LIO_ POP MODEL_ ORIGINALY RELEASED 1986
Les années 83 et 84 sont pour Lio une première remise en question, après l’ouragan du premier album et ses millions de disques vendus. Amours toujours le suivant n’a pas eu le même succès. Dur de toutes les façons de rééditer pareil sans-faute. En 1983 Lio s’éloigne un peu de la chanson et fait ses débuts au cinéma avec la réalisatrice Chantal Akerman dans une comédie musicale Pop et kitsch : « GOLDEN EIGHTIES » suivie du premier film de Didier Haudepin : « ELSA, ELSA ». Côté musique, Alain Chamfort qui avait produit Amours toujours fait une dernière tentative en 1984 avec le single Tétéou sur des paroles de Boris Bergman, alors parolier attitré d’Alain Bashung. Mais Lio semble un peu dans une impasse !
Je revenais d’Afrique du Sud ou j’avais produit l’album de Lizzy Mercier Descloux et contre toute attente le single Mais où sont passées les Gazelles, commençait à faire un joli petit tube en France. C’est durant la promotion de ce single avec Lizzy que je rencontre Lio pour la première fois, (je ne suis pas encore au courant de l'anecdote Duvall / Banana Split - ZE records - voir Liner Notes Premier Album) sur un plateau télé où elle fait la promo de Tétéou.
Puis par l'intermédiaire de CBS, pour qui j’avais produit l’album de Lizzy, je rencontre Alain Chamfort qui cherche un manager. Chamfort et Lio, qui n’a que 22 ans, vivent ensemble depuis cinq ans. Un jour elle me joue une démo qu’elle traîne depuis des mois avec un titre génial : Les Brunes Comptent Pas Pour Des Prunes, écrit par l’incontournable Jacques Duvall et composé par Marc Moulin. Musicalement les arrangements datent, c’est un peu synthétique, mais le titre est un standard. Etant à fond dans Prince période Purple rain/Around a world in a day. Je propose immédiatement à Lio d’enregistrer ce titre « façon » Rasbery beret, rock, mais avec des arrangements de cordes. Elle est emballée. Chamfort fait les arrangements.

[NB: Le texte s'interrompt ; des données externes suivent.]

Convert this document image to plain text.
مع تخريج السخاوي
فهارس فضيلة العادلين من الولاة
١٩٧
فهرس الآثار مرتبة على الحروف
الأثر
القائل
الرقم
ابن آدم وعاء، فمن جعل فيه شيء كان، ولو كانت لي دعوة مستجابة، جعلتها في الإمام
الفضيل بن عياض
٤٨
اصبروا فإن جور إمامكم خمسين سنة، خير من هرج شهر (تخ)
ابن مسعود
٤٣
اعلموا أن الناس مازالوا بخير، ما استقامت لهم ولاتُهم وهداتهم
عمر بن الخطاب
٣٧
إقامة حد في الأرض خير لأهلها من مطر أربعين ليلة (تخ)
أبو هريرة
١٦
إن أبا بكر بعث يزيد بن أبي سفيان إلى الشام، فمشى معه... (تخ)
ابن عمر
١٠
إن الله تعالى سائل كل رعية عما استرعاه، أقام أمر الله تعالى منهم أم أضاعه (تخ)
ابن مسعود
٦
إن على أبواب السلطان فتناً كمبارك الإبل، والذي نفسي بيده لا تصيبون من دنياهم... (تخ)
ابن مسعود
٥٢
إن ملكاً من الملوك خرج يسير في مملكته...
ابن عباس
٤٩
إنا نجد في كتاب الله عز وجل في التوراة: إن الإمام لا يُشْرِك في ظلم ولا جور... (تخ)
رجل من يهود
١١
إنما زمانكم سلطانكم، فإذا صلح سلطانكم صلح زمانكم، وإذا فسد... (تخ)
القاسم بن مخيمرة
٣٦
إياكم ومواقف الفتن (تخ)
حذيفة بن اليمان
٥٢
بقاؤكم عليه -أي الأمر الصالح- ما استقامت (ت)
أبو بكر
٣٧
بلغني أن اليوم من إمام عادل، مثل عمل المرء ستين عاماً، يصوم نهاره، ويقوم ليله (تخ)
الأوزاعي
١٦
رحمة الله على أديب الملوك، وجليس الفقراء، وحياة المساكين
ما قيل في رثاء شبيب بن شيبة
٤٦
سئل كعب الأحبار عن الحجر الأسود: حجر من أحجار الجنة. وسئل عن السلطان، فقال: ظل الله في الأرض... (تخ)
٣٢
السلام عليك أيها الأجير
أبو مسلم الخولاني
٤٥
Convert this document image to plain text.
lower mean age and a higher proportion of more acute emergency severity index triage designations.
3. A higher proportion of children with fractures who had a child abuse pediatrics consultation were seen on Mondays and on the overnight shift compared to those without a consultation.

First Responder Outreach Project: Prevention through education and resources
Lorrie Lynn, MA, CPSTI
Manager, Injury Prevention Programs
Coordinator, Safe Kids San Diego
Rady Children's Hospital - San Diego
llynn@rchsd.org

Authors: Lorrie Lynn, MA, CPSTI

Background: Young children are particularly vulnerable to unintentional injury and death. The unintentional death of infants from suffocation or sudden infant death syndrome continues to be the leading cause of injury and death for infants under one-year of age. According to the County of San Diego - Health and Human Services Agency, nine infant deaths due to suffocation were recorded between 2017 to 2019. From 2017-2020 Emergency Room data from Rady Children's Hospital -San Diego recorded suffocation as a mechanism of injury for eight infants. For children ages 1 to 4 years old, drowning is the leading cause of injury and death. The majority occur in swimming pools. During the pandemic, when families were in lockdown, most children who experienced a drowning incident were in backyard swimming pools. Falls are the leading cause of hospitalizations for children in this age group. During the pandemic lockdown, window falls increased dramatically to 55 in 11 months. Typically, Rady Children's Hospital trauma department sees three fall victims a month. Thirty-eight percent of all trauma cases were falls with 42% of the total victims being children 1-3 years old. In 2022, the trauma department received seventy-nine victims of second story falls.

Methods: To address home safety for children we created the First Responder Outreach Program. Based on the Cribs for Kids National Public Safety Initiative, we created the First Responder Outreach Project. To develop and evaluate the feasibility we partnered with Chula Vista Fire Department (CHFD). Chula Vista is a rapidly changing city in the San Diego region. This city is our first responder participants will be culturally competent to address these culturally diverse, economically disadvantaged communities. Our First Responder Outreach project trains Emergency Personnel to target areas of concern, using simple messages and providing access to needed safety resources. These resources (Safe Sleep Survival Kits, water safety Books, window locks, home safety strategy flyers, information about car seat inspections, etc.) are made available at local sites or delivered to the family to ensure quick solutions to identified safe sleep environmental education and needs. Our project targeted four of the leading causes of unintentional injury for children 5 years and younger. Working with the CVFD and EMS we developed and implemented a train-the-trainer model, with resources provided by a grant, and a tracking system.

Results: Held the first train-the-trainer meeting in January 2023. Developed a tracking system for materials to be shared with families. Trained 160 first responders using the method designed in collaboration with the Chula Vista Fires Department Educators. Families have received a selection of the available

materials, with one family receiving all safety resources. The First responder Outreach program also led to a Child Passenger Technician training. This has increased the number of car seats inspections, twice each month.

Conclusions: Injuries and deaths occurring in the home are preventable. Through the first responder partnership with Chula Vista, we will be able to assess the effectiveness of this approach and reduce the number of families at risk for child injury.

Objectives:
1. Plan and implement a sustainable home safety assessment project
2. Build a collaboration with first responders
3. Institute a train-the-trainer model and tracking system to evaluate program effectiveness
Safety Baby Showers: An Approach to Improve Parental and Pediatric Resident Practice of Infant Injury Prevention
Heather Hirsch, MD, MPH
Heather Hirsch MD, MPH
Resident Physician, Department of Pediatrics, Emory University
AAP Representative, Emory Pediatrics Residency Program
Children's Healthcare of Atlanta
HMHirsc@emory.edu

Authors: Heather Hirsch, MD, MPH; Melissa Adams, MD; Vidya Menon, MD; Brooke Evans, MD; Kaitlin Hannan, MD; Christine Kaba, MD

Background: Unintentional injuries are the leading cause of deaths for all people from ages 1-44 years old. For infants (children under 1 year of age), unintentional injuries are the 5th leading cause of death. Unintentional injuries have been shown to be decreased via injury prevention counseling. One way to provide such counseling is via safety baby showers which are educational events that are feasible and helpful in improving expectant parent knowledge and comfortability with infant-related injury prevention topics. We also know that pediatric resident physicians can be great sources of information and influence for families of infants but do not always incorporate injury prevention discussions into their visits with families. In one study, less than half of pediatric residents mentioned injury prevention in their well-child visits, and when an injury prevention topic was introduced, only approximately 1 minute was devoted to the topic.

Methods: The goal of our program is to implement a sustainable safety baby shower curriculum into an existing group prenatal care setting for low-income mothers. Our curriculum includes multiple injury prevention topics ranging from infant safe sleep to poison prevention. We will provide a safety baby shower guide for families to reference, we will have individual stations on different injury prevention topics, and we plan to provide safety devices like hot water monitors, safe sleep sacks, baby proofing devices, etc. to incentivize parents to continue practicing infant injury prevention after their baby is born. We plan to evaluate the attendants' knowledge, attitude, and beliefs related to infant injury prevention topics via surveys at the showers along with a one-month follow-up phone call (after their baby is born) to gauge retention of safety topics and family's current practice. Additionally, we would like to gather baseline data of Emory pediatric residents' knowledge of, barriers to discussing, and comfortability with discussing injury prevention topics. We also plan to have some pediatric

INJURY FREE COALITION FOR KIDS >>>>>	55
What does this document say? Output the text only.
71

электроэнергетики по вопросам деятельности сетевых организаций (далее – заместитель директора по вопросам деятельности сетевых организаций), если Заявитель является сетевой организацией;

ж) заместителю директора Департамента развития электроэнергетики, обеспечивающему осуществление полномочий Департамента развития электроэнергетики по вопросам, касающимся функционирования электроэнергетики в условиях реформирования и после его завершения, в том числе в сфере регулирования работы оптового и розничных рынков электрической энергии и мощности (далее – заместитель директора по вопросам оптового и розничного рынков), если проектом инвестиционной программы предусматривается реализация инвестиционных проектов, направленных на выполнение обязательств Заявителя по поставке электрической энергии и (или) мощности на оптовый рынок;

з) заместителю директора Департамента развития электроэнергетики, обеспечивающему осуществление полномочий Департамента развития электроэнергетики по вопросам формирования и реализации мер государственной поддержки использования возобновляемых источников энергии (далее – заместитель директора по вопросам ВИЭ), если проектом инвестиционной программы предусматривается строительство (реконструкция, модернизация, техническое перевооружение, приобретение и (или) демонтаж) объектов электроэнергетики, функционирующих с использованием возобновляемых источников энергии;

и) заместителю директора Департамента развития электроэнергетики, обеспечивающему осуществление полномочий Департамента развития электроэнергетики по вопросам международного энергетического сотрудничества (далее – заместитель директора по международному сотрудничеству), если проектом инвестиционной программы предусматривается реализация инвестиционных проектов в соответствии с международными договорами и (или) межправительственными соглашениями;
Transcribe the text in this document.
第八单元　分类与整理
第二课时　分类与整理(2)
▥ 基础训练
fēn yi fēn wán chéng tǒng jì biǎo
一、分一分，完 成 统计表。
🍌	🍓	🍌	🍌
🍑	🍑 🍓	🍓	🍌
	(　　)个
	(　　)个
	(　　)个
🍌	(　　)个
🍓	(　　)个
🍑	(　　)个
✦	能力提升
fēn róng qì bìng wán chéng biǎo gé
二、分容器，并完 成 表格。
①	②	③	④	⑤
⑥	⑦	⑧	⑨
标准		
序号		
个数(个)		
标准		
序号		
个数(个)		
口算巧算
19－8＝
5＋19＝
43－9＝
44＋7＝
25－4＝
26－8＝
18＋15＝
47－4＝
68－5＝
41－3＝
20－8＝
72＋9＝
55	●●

Début 1986, départ pour Bruxelles. Au Studio de Dan Lacksman où a été enregistré le premier album, je convie Vincent Palmer, grand guitariste devant l’éternel et ex du groupe Bijou; à la batterie le batteur de Bashung Philippe Draïe. Steve Nieve (le pianiste d’ Elvis Costello) ne fait pas l’affaire, et est remplacé par Chamfort et Moulin aux claviers. Une mention spéciale à la regrettée Sylvaine Bordy pour les chœurs. Premier mixage à Londres dont nous ne sommes pas satisfaits, deuxième à Paris avec le magicien Dominique Blanc Francard qui « as usual » fait un sans-faute. En quelques semaines, le tour est joué et à partir de ce moment là, tout va aller très vite, trop vite peu être ?!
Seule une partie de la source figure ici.